On the therapeutic side, combination approaches targeting multiple survival circuits, such as developmental signaling pathways (Wnt/β-catenin, Hippo/YAP, Notch), immune–stemness crosstalk (PD-L1, FPR3-NOTCH3, TAP1), metabolic programs (OTUD5-GPX4 or POLQ-DHODH, cholesterol-mediated NK suppression), and stress-adaptation mechanisms (autophagy, m⁶A epigenetic regulation) deserve further investigation. Novel delivery platforms including engineered exosomes, ligand-targeted nanoparticles, and RNA-based therapeutics should be developed alongside rigorous toxicology and manufacturing assessments. Although these approaches hold considerable promise, their clinical value will depend on rigorous multicenter validation and careful integration into existing treatment frameworks.
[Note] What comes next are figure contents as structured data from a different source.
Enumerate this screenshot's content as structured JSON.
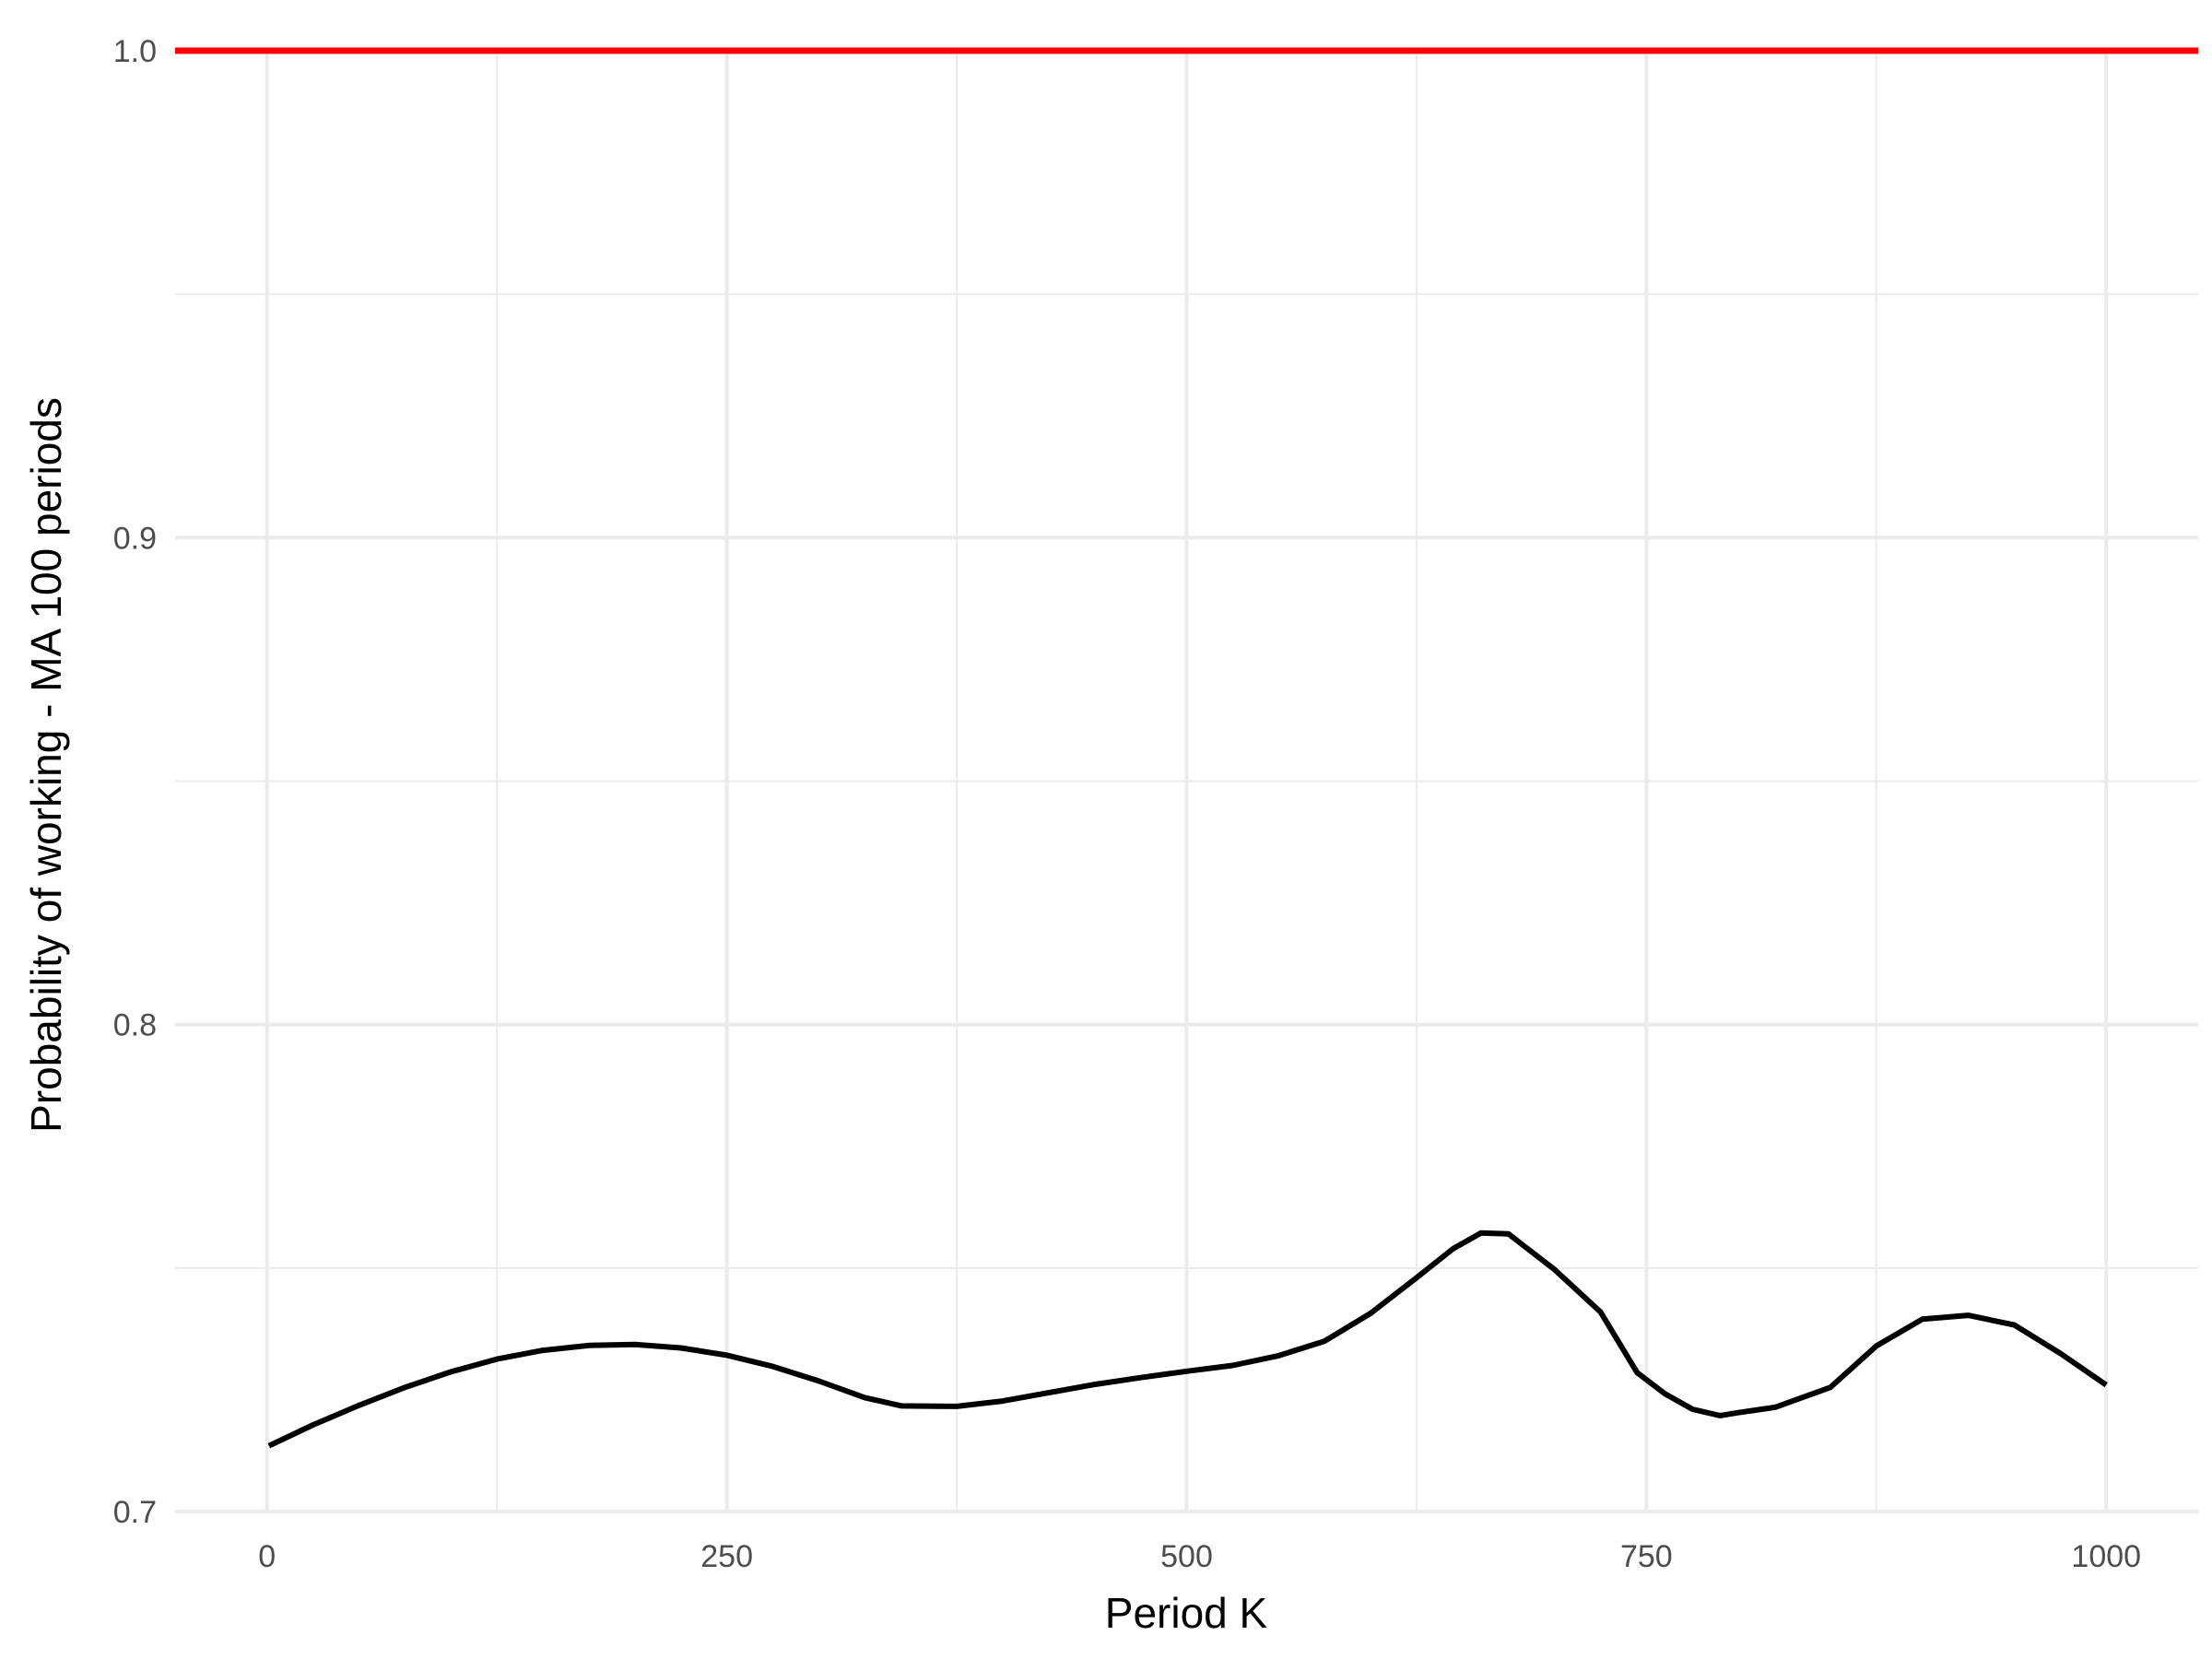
{
  "chart_data": {
    "type": "line",
    "title": "",
    "xlabel": "Period K",
    "ylabel": "Probability of working - MA 100 periods",
    "xlim": [
      -50,
      1050
    ],
    "ylim": [
      0.7,
      1.0
    ],
    "x_ticks": [
      0,
      250,
      500,
      750,
      1000
    ],
    "x_tick_labels": [
      "0",
      "250",
      "500",
      "750",
      "1000"
    ],
    "y_ticks": [
      0.7,
      0.8,
      0.9,
      1.0
    ],
    "y_tick_labels": [
      "0.7",
      "0.8",
      "0.9",
      "1.0"
    ],
    "grid": true,
    "legend": "none",
    "reference_line": {
      "y": 1.0,
      "color": "#ff0000"
    },
    "series": [
      {
        "color": "#000000",
        "x": [
          1,
          25,
          50,
          75,
          100,
          125,
          150,
          175,
          200,
          225,
          250,
          275,
          300,
          325,
          345,
          375,
          400,
          425,
          450,
          475,
          500,
          525,
          550,
          575,
          600,
          625,
          645,
          660,
          675,
          700,
          725,
          745,
          760,
          775,
          790,
          800,
          820,
          850,
          875,
          900,
          925,
          950,
          975,
          1000
        ],
        "y": [
          0.7135,
          0.7178,
          0.7218,
          0.7255,
          0.7287,
          0.7313,
          0.7331,
          0.7341,
          0.7343,
          0.7336,
          0.7321,
          0.7298,
          0.7268,
          0.7234,
          0.7217,
          0.7216,
          0.7227,
          0.7244,
          0.7261,
          0.7275,
          0.7288,
          0.73,
          0.732,
          0.735,
          0.7407,
          0.748,
          0.754,
          0.7572,
          0.757,
          0.7497,
          0.741,
          0.7285,
          0.7242,
          0.721,
          0.7197,
          0.7203,
          0.7214,
          0.7255,
          0.734,
          0.7395,
          0.7403,
          0.7383,
          0.7325,
          0.726
        ]
      }
    ]
  }
}
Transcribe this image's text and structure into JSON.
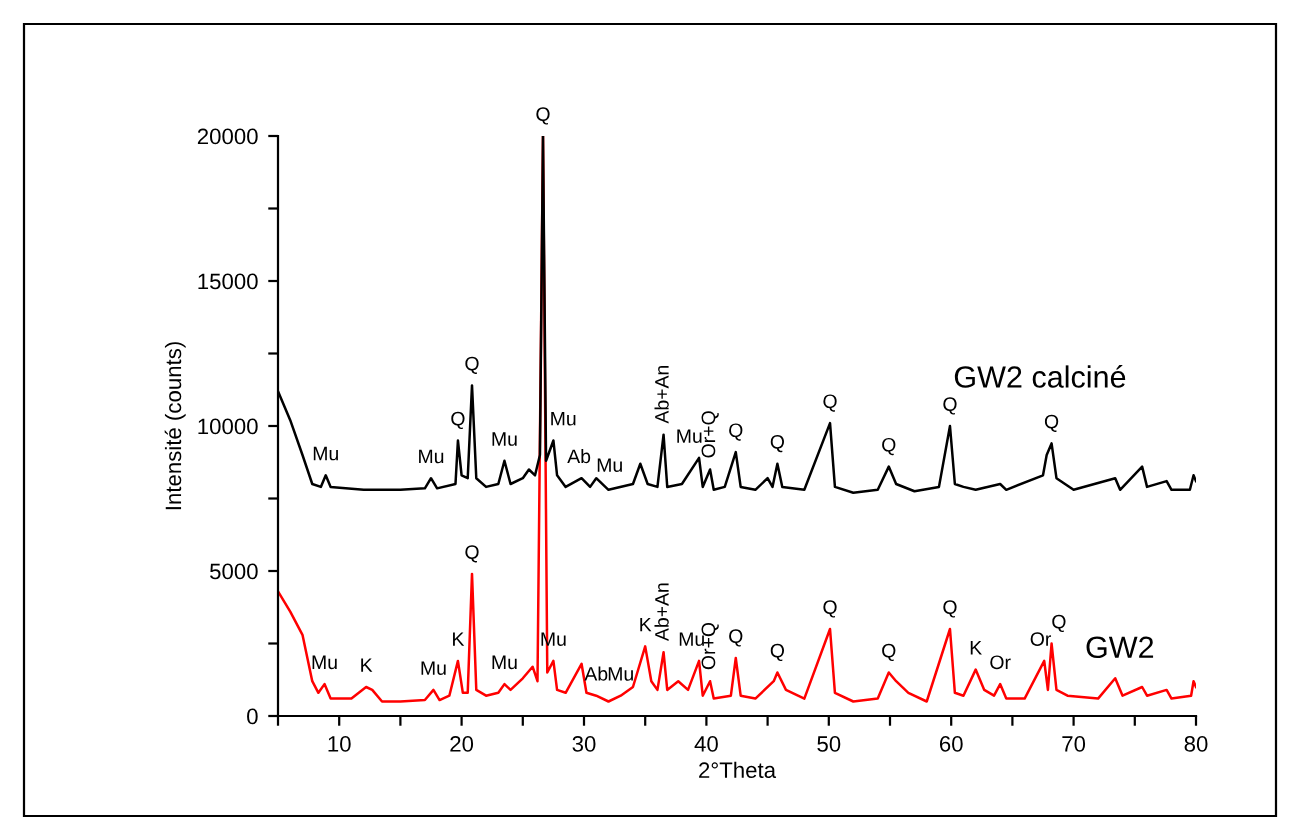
{
  "chart_data": {
    "type": "line",
    "xlabel": "2°Theta",
    "ylabel": "Intensité (counts)",
    "xlim": [
      5,
      80
    ],
    "ylim": [
      0,
      20000
    ],
    "xticks": [
      {
        "value": 5,
        "label": null
      },
      10,
      {
        "value": 15,
        "label": null
      },
      20,
      {
        "value": 25,
        "label": null
      },
      30,
      {
        "value": 35,
        "label": null
      },
      40,
      {
        "value": 45,
        "label": null
      },
      50,
      {
        "value": 55,
        "label": null
      },
      60,
      {
        "value": 65,
        "label": null
      },
      70,
      {
        "value": 75,
        "label": null
      },
      80
    ],
    "yticks": [
      0,
      {
        "value": 2500,
        "label": null
      },
      5000,
      {
        "value": 7500,
        "label": null
      },
      10000,
      {
        "value": 12500,
        "label": null
      },
      15000,
      {
        "value": 17500,
        "label": null
      },
      20000
    ],
    "grid": false,
    "legend": false,
    "marker": "none",
    "line_style": "solid",
    "series": [
      {
        "name": "GW2 calciné",
        "color": "#000000",
        "x": [
          5,
          6,
          7,
          7.8,
          8.5,
          8.9,
          9.3,
          12,
          15,
          17,
          17.5,
          18,
          19.5,
          19.7,
          20,
          20.5,
          20.85,
          21.2,
          22,
          23,
          23.5,
          24,
          25,
          25.5,
          26,
          26.4,
          26.65,
          26.9,
          27.5,
          27.8,
          28.5,
          29.8,
          30.5,
          31,
          32,
          34,
          34.6,
          35.2,
          36,
          36.5,
          36.8,
          38,
          39.4,
          39.7,
          40.3,
          40.6,
          41.5,
          42.4,
          42.8,
          44,
          45,
          45.4,
          45.8,
          46.2,
          48,
          50.1,
          50.5,
          52,
          54,
          54.9,
          55.5,
          57,
          59,
          59.9,
          60.3,
          61,
          62,
          64,
          64.5,
          67.5,
          67.8,
          68.2,
          68.6,
          70,
          73.4,
          73.8,
          75.6,
          76,
          77.6,
          78,
          79.5,
          79.8,
          80
        ],
        "values": [
          11200,
          10200,
          9000,
          8000,
          7900,
          8300,
          7900,
          7800,
          7800,
          7850,
          8200,
          7850,
          8000,
          9500,
          8300,
          8200,
          11400,
          8200,
          7900,
          8000,
          8800,
          8000,
          8200,
          8500,
          8300,
          9000,
          20000,
          8800,
          9500,
          8300,
          7900,
          8200,
          7900,
          8200,
          7800,
          8000,
          8700,
          8000,
          7900,
          9700,
          7900,
          8000,
          8900,
          7900,
          8500,
          7800,
          7900,
          9100,
          7900,
          7800,
          8200,
          7900,
          8700,
          7900,
          7800,
          10100,
          7900,
          7700,
          7800,
          8600,
          8000,
          7750,
          7900,
          10000,
          8000,
          7900,
          7800,
          8000,
          7800,
          8300,
          9000,
          9400,
          8200,
          7800,
          8200,
          7800,
          8600,
          7900,
          8100,
          7800,
          7800,
          8300,
          8100
        ]
      },
      {
        "name": "GW2",
        "color": "#ff0000",
        "x": [
          5,
          6,
          7,
          7.8,
          8.3,
          8.8,
          9.3,
          11,
          12.2,
          12.7,
          13.5,
          15,
          17,
          17.7,
          18.2,
          19,
          19.7,
          20.1,
          20.5,
          20.85,
          21.2,
          22,
          23,
          23.5,
          24,
          25,
          25.8,
          26.2,
          26.65,
          27,
          27.5,
          27.8,
          28.5,
          29.8,
          30.2,
          31,
          32,
          33,
          34,
          35,
          35.5,
          36,
          36.5,
          36.8,
          37.7,
          38.5,
          39.4,
          39.7,
          40.3,
          40.6,
          42,
          42.4,
          42.8,
          44,
          45.5,
          45.8,
          46.5,
          48,
          50.1,
          50.5,
          52,
          54,
          54.9,
          55.5,
          56.5,
          58,
          59.9,
          60.3,
          61,
          62,
          62.7,
          63.5,
          64,
          64.5,
          66,
          67.6,
          67.9,
          68.2,
          68.6,
          69.5,
          72,
          73.4,
          74,
          75.6,
          76,
          77.6,
          78,
          79.6,
          79.8,
          80
        ],
        "values": [
          4300,
          3600,
          2800,
          1200,
          800,
          1100,
          600,
          600,
          1000,
          900,
          500,
          500,
          550,
          900,
          550,
          700,
          1900,
          800,
          800,
          4900,
          900,
          700,
          800,
          1100,
          900,
          1300,
          1700,
          1200,
          20000,
          1500,
          1900,
          900,
          800,
          1800,
          800,
          700,
          500,
          700,
          1000,
          2400,
          1200,
          900,
          2200,
          900,
          1200,
          900,
          1900,
          700,
          1200,
          600,
          700,
          2000,
          700,
          600,
          1200,
          1500,
          900,
          600,
          3000,
          800,
          500,
          600,
          1500,
          1200,
          800,
          500,
          3000,
          800,
          700,
          1600,
          900,
          700,
          1100,
          600,
          600,
          1900,
          900,
          2500,
          900,
          700,
          600,
          1300,
          700,
          1000,
          700,
          900,
          600,
          700,
          1200,
          1000
        ]
      }
    ],
    "annotations": [
      {
        "text": "Mu",
        "x": 8.9,
        "y": 8300
      },
      {
        "text": "Mu",
        "x": 17.5,
        "y": 8200
      },
      {
        "text": "Q",
        "x": 19.7,
        "y": 9500
      },
      {
        "text": "Q",
        "x": 20.85,
        "y": 11400
      },
      {
        "text": "Mu",
        "x": 23.5,
        "y": 8800
      },
      {
        "text": "Q",
        "x": 26.65,
        "y": 20000
      },
      {
        "text": "Mu",
        "x": 28.3,
        "y": 9500
      },
      {
        "text": "Ab",
        "x": 29.6,
        "y": 8200
      },
      {
        "text": "Mu",
        "x": 32.1,
        "y": 7900
      },
      {
        "text": "Ab+An",
        "x": 36.5,
        "y": 9700
      },
      {
        "text": "Mu",
        "x": 38.6,
        "y": 8900
      },
      {
        "text": "Or+Q",
        "x": 40.3,
        "y": 8500
      },
      {
        "text": "Q",
        "x": 42.4,
        "y": 9100
      },
      {
        "text": "Q",
        "x": 45.8,
        "y": 8700
      },
      {
        "text": "Q",
        "x": 50.1,
        "y": 10100
      },
      {
        "text": "Q",
        "x": 54.9,
        "y": 8600
      },
      {
        "text": "Q",
        "x": 59.9,
        "y": 10000
      },
      {
        "text": "Q",
        "x": 68.2,
        "y": 9400
      },
      {
        "text": "Mu",
        "x": 8.8,
        "y": 1100
      },
      {
        "text": "K",
        "x": 12.2,
        "y": 1000
      },
      {
        "text": "Mu",
        "x": 17.7,
        "y": 900
      },
      {
        "text": "K",
        "x": 19.7,
        "y": 1900
      },
      {
        "text": "Q",
        "x": 20.85,
        "y": 4900
      },
      {
        "text": "Mu",
        "x": 23.5,
        "y": 1100
      },
      {
        "text": "Mu",
        "x": 27.5,
        "y": 1900
      },
      {
        "text": "Ab",
        "x": 31,
        "y": 700
      },
      {
        "text": "Mu",
        "x": 33,
        "y": 700
      },
      {
        "text": "K",
        "x": 35,
        "y": 2400
      },
      {
        "text": "Ab+An",
        "x": 36.5,
        "y": 2200
      },
      {
        "text": "Mu",
        "x": 38.8,
        "y": 1900
      },
      {
        "text": "Or+Q",
        "x": 40.3,
        "y": 1200
      },
      {
        "text": "Q",
        "x": 42.4,
        "y": 2000
      },
      {
        "text": "Q",
        "x": 45.8,
        "y": 1500
      },
      {
        "text": "Q",
        "x": 50.1,
        "y": 3000
      },
      {
        "text": "Q",
        "x": 54.9,
        "y": 1500
      },
      {
        "text": "Q",
        "x": 59.9,
        "y": 3000
      },
      {
        "text": "K",
        "x": 62,
        "y": 1600
      },
      {
        "text": "Or",
        "x": 64,
        "y": 1100
      },
      {
        "text": "Or",
        "x": 67.3,
        "y": 1900
      },
      {
        "text": "Q",
        "x": 68.8,
        "y": 2500
      }
    ]
  }
}
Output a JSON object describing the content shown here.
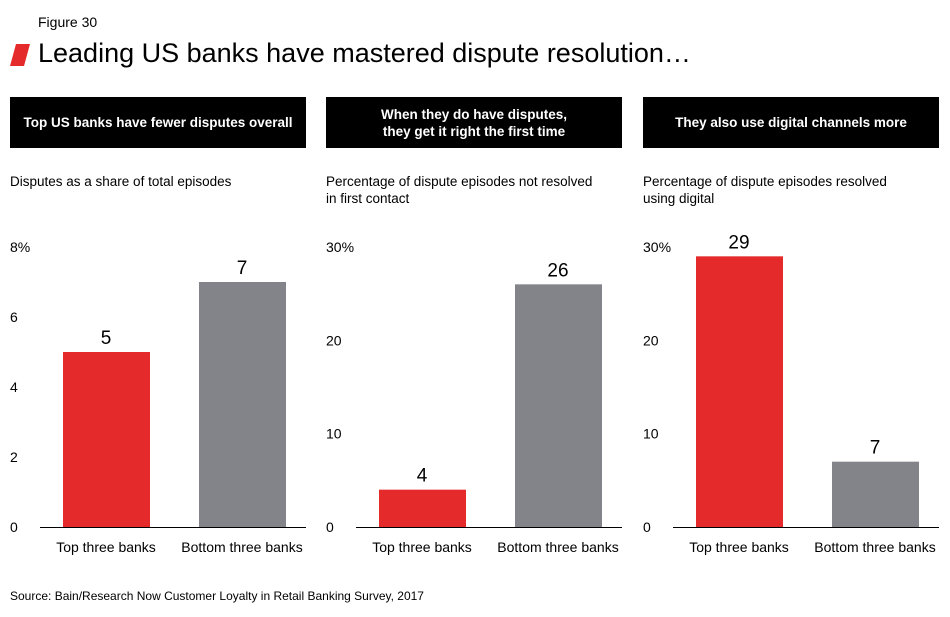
{
  "figure_label": "Figure 30",
  "title": "Leading US banks have mastered dispute resolution…",
  "source": "Source: Bain/Research Now Customer Loyalty in Retail Banking Survey, 2017",
  "colors": {
    "top": "#e42a2a",
    "bottom": "#838489",
    "header_bg": "#000000",
    "accent": "#e42a2a"
  },
  "panels": [
    {
      "header": "Top US banks have fewer disputes overall",
      "subtitle": "Disputes as a share of total episodes"
    },
    {
      "header": "When they do have disputes,\nthey get it right the first time",
      "subtitle": "Percentage of dispute episodes not resolved\nin first contact"
    },
    {
      "header": "They also use digital channels more",
      "subtitle": "Percentage of dispute episodes resolved\nusing digital"
    }
  ],
  "chart_data": [
    {
      "type": "bar",
      "categories": [
        "Top three banks",
        "Bottom three banks"
      ],
      "values": [
        5,
        7
      ],
      "ylim": [
        0,
        8
      ],
      "yticks": [
        0,
        2,
        4,
        6,
        8
      ],
      "ytick_labels": [
        "0",
        "2",
        "4",
        "6",
        "8%"
      ],
      "data_labels": [
        "5",
        "7"
      ]
    },
    {
      "type": "bar",
      "categories": [
        "Top three banks",
        "Bottom three banks"
      ],
      "values": [
        4,
        26
      ],
      "ylim": [
        0,
        30
      ],
      "yticks": [
        0,
        10,
        20,
        30
      ],
      "ytick_labels": [
        "0",
        "10",
        "20",
        "30%"
      ],
      "data_labels": [
        "4",
        "26"
      ]
    },
    {
      "type": "bar",
      "categories": [
        "Top three banks",
        "Bottom three banks"
      ],
      "values": [
        29,
        7
      ],
      "ylim": [
        0,
        30
      ],
      "yticks": [
        0,
        10,
        20,
        30
      ],
      "ytick_labels": [
        "0",
        "10",
        "20",
        "30%"
      ],
      "data_labels": [
        "29",
        "7"
      ]
    }
  ]
}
Ultimately, future directions in this field should integrate multi-omic profiling, organoid-based drug screening, and artificial intelligence-driven analytics to design patient-specific treatment strategies. By embedding GCSC biology into precision medicine frameworks and combining it with chemotherapy, targeted therapy, and immunotherapy, upcoming studies have the potential to transform outcomes for gastric cancer patients, making treatments not only more effective but also safer and more durable.

CONCLUSION

GCSCs are pivotal drivers of recurrence, metastasis, and therapy resistance, and their signatures are now measurable in both tissue and blood. Integrating stemness-based biomarkers with standard clinicopathologic factors can sharpen risk stratification and help match patients to immunotherapy, targeted agents, or cytotoxic regimens more effectively. Preclinical advances including inhibition of developmental pathways, stromal crosstalk, and metabolic defenses outline multiple, testable vulnerabilities. The next step is prospective validation: Harmonized assays, liquid-biopsy monitoring, and biomarker-guided trials that combine GCSC-targeted strategies with current standards of care. To ensure reproducibility and board clinical applicability, these efforts must be carries out through large, multicenter validation studies that confirm the robustness of proposed biomarkers across diverse populations and treatment setting.